Simple linear regression involves two variables where one independent (X column) and one dependent (Y column) values. In this article, we try to predict the percentage of marks student score based on the number of hours of study. We implement a python code with the help of Scikit-Learn machine learning library. All code is executed under Python 3.5 Jupyter NoteBook.
Most of Machine Learning algorithm code will split into below 6 steps.
Import the necessary Python Library.
Store the data(csv) into variable.
Split data into training and testing data.
Fit Regression model to training data and predict for test data.
Visualize plot between training/test data with respect to the regression line.
Calculate R-square and Root mean square error.
linear regression machine learning python code
Let’s start by importing necessary library.
Pandas is ML library which covers all file handling task (like read/write file).

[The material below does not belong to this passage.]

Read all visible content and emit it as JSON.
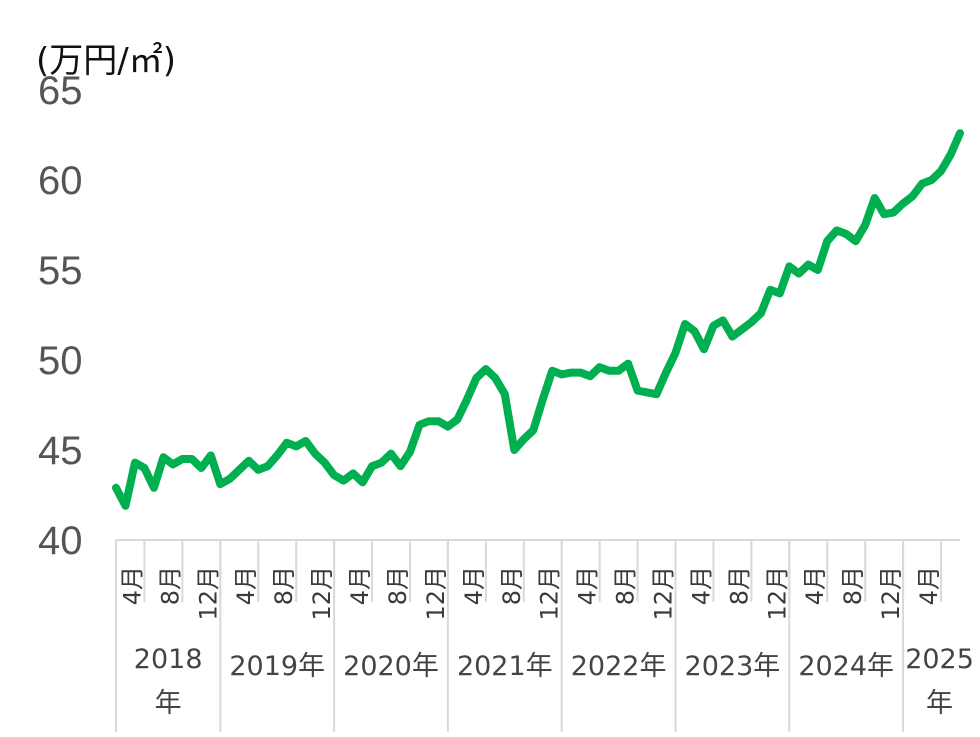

Numpy is ML library which covers all the mathematical calculation.
Matplotlib Library cover plots and graph.
In this cell, we will import a student_scores CSV file with one dependent feature and one independent feature. This data gives a relation between a number of hour student study and how much percentage score in the exam. With the help of panda library store data in data variable. Next, we store independent feature to x variable. And the dependent feature to Y variable. iloc in Pandas used for integer location-based indexing it requires [rows, columns]. As we know in python array start with 0. In [:, :-1] : represent all row and -1 represent all columns without last column(Last column exclude).
A good regressor model will perform well with seen and unseen data, hence we need to test our regression model for training and unseen data (test data). In this cell, we are going to split the overall data to training and test data by using Scikit-Learn method train_test_split(). For splitting 70% will be used for training data and 30% data we consider for testing.

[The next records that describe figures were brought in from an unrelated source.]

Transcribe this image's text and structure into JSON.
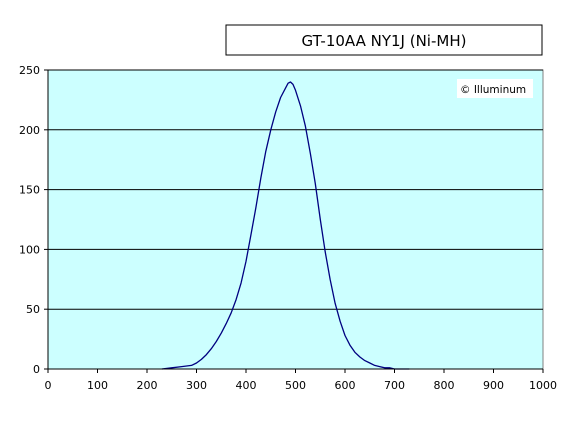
{
  "chart_data": {
    "type": "line",
    "title": "GT-10AA NY1J (Ni-MH)",
    "watermark": "© Illuminum",
    "xlabel": "",
    "ylabel": "",
    "xlim": [
      0,
      1000
    ],
    "ylim": [
      0,
      250
    ],
    "x_ticks": [
      "0",
      "100",
      "200",
      "300",
      "400",
      "500",
      "600",
      "700",
      "800",
      "900",
      "1000"
    ],
    "y_ticks": [
      "0",
      "50",
      "100",
      "150",
      "200",
      "250"
    ],
    "grid": true,
    "plot_background": "#ccffff",
    "line_color": "#000080",
    "series": [
      {
        "x": [
          230,
          250,
          270,
          290,
          300,
          310,
          320,
          330,
          340,
          350,
          360,
          370,
          380,
          390,
          400,
          410,
          420,
          430,
          440,
          450,
          460,
          470,
          480,
          485,
          490,
          495,
          500,
          510,
          520,
          530,
          540,
          550,
          560,
          570,
          580,
          590,
          600,
          610,
          620,
          630,
          640,
          650,
          660,
          670,
          680,
          690,
          700,
          710,
          720,
          730
        ],
        "y": [
          0,
          1,
          2,
          3,
          5,
          8,
          12,
          17,
          23,
          30,
          38,
          47,
          58,
          72,
          90,
          112,
          135,
          160,
          182,
          200,
          215,
          227,
          235,
          239,
          240,
          238,
          233,
          220,
          203,
          180,
          155,
          125,
          98,
          75,
          55,
          40,
          28,
          20,
          14,
          10,
          7,
          5,
          3,
          2,
          1,
          1,
          0,
          0,
          0,
          0
        ]
      }
    ]
  }
}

x.shape and y.shape will provide the rows and column size and describe will give the overall data description like (mean, max, count).hist() function will show the histogram graph between Hours and Scores.
In this cell, we will plot a scattered plot with title and x label and y label.
We need import specific library which can perform all the background calculation related to model building and so we’re going to import from scikit learn which contains several libraries and tools to make machine learning models and so the library that we’re going to use for simple regression is the linear_model library from scikit learn. And then in this library, we are going to import a class which is the LinearRegression class then we create an object of this class name regressor And we will fit this object to the training set(x_train, y_train).
Actually, in order to fit it to the training set, we will use something called a fit method because the linear regression class contains several methods and one of them is the fit method and this method is like a function that will fit your regressors objectives will create to the training set.
In this cell, by using the Pandas data frame we will get the difference between actual values and our regression predicted value. So by the result, we can see how close model predict with respect to actual values.
In this cell, we plot a graph between independent training data and regression predicted data. And for better understanding will give title and labels.
Next, we will test our regression model with unseen data or test data points, so will use scatter function to show the test data points on graph and plot function will plot a regression line which we trained for training data. As we can see from the graph for unseen data also our model gives a good prediction.
In this cell, we try to calculate r-square and Root mean square error value for our model So based on the calculation R-square for this model is 95% which is quite good, it means model understand the dataset very well and capable to a provide a good prediction for unseen data.
Exercise 1:- Let create a regression model which can predict the salary of employ based on total no of year experience. For Dataset Salary_Data CSV.
Exercise 2:- Now if you able to find the optimal Regression model for the previous dataset, let take another case study of TV ads marketing with respect to sales. For Dataset Tv-Salse.csv.
Wrapping Up:- So this is what Machine learning mode is, we created a machine which name is a regressor (object name) and we apply this machine learning model on the training set to understand the correlations between the exam percentage and the number of hours studies so that this machine based on its learning experience can then predict the percentage with respect to the hours studies.